Galaxies under the cosmic microscope: resolved spectroscopy and new constraints on the z = 1 Tully–Fisher relation

We exploit the gravitational potential of massive cluster lenses to probe the emission‐line properties of six z = 1 galaxies which appear as highly magnified luminous arcs. Using the Gemini Multi‐Object Spectrograph (GMOS) integral field spectrograph together with detailed cluster lens models, we reconstruct the intrinsic morphologies and two‐dimensional velocity fields in these galaxies on scales corresponds to ∼0.5 kpc (unlensed) at z = 1 . Four of the galaxies have stable disc‐like kinematics, whilst the other two resemble interacting or starburst galaxies. These galaxies lie close to the mean rest‐frame I ‐band Tully–Fisher relation for nearby spirals suggesting a clear preference for hierarchical growth of structure.
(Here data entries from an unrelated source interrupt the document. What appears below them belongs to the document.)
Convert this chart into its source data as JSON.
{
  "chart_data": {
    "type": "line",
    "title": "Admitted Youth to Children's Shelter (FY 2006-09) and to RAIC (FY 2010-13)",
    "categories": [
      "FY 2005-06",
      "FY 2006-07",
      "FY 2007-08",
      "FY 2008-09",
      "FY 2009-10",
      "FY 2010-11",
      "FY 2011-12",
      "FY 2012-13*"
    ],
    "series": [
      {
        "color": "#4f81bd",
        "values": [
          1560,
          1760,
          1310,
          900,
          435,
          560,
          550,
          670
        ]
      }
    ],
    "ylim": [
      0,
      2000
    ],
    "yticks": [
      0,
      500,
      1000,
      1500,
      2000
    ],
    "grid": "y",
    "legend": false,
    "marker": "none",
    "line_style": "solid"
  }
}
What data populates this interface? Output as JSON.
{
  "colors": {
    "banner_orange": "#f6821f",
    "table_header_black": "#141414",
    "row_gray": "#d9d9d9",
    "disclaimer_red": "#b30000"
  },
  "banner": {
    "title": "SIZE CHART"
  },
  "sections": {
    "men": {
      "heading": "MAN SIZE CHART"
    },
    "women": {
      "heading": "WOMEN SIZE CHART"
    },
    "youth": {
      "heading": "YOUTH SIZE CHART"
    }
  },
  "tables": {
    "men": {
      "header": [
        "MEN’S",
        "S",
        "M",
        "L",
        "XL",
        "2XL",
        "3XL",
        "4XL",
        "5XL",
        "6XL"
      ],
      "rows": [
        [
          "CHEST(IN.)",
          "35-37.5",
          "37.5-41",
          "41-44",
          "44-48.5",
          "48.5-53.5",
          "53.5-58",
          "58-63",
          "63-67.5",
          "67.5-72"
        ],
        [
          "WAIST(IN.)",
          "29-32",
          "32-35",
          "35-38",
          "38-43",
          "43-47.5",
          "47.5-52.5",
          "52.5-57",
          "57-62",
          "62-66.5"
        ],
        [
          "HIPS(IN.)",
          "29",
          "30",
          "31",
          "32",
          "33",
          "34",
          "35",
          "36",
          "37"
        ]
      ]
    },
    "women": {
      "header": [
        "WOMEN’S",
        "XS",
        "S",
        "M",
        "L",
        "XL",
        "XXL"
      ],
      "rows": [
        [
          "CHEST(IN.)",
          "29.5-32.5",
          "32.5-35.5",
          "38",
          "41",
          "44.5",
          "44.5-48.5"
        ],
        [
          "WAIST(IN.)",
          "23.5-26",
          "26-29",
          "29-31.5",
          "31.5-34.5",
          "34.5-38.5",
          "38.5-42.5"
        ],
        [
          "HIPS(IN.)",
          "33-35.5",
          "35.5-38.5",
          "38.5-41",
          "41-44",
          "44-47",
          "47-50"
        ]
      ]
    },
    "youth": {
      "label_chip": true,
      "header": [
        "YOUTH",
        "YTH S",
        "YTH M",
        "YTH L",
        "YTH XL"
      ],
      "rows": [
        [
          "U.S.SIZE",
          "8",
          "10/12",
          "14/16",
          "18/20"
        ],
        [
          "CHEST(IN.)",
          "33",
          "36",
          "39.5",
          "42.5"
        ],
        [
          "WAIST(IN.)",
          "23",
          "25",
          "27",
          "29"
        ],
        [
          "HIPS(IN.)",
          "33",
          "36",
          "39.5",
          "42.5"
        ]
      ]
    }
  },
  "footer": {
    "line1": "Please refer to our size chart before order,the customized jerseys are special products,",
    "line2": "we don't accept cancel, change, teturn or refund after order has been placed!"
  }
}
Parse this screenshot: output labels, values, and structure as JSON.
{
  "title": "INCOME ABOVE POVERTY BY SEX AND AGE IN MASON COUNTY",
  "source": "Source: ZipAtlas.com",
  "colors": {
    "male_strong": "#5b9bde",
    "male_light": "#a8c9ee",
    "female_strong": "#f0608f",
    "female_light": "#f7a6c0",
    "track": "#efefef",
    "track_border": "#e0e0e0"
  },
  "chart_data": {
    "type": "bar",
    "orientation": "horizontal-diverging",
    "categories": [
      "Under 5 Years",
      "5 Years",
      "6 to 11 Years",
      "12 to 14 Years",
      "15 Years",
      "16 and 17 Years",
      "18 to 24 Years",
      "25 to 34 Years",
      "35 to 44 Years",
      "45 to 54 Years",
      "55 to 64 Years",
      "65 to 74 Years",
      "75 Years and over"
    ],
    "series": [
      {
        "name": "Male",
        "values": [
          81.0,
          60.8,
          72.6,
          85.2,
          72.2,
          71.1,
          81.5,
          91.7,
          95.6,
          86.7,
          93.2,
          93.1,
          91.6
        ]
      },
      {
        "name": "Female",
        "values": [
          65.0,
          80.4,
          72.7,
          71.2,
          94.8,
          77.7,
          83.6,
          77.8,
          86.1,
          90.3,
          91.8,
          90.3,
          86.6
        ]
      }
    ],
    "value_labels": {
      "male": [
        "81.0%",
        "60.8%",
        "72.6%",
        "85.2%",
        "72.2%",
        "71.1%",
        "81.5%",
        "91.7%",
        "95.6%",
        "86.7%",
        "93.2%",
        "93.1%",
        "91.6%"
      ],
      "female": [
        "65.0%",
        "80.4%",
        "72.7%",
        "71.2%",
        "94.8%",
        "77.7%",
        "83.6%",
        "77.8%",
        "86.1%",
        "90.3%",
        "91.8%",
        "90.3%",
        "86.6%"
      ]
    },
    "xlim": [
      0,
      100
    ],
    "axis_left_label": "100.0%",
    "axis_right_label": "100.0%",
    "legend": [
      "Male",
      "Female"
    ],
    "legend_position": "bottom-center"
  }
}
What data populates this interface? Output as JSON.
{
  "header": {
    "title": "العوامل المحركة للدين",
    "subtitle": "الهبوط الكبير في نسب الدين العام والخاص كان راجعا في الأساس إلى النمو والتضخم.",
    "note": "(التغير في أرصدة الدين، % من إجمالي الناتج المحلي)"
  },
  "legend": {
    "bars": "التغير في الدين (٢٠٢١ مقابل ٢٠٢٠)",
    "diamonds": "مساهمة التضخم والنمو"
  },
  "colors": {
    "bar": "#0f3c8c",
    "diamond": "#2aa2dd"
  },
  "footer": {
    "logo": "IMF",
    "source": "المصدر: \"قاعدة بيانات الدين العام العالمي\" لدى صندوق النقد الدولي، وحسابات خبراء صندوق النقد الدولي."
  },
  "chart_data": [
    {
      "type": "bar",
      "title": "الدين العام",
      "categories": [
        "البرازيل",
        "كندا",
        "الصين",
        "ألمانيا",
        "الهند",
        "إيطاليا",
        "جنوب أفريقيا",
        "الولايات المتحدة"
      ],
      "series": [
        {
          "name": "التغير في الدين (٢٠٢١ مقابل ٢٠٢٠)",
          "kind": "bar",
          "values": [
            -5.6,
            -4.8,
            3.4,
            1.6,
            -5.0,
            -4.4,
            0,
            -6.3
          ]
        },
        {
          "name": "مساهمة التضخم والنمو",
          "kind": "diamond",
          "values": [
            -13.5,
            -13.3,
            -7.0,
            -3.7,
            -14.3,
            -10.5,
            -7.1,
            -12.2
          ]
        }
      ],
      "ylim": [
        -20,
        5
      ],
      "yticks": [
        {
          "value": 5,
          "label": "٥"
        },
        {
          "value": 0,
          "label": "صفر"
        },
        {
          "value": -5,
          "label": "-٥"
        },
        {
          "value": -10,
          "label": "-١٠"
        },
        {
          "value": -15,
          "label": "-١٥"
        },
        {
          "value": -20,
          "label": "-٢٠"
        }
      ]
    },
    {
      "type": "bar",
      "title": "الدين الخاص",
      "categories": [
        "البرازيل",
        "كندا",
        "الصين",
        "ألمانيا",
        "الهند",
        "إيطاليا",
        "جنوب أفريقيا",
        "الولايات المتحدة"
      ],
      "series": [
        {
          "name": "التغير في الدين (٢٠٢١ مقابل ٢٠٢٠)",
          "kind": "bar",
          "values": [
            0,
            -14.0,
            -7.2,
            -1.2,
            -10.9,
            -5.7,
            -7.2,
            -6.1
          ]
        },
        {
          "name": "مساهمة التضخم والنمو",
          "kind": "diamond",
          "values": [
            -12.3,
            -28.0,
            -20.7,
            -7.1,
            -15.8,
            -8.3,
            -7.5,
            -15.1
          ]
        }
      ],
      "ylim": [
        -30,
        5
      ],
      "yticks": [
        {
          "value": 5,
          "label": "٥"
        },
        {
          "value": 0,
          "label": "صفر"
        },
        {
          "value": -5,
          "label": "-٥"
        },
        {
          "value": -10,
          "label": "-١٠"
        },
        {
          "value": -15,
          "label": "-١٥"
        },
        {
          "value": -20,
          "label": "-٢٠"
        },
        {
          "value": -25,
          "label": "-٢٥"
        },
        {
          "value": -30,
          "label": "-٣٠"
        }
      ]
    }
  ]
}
In the rest‐frame B band, the observations suggest 0.5 ± 0.3 mag of brightening, consistent with increased star‐formation activity at z = 1 . However, the galaxies with stable disc kinematics have more slowly rising rotation curves than expected from galaxies with similar surface brightness in the local Universe. We suggest that this may arise because the distant galaxies have lower bulge masses than their local counterparts. Whilst this study is based on only six galaxies, the gain in flux and in spatial resolution achieved via gravitational magnification provides a much more detailed view of the high‐redshift Universe than that possible with conventional surveys.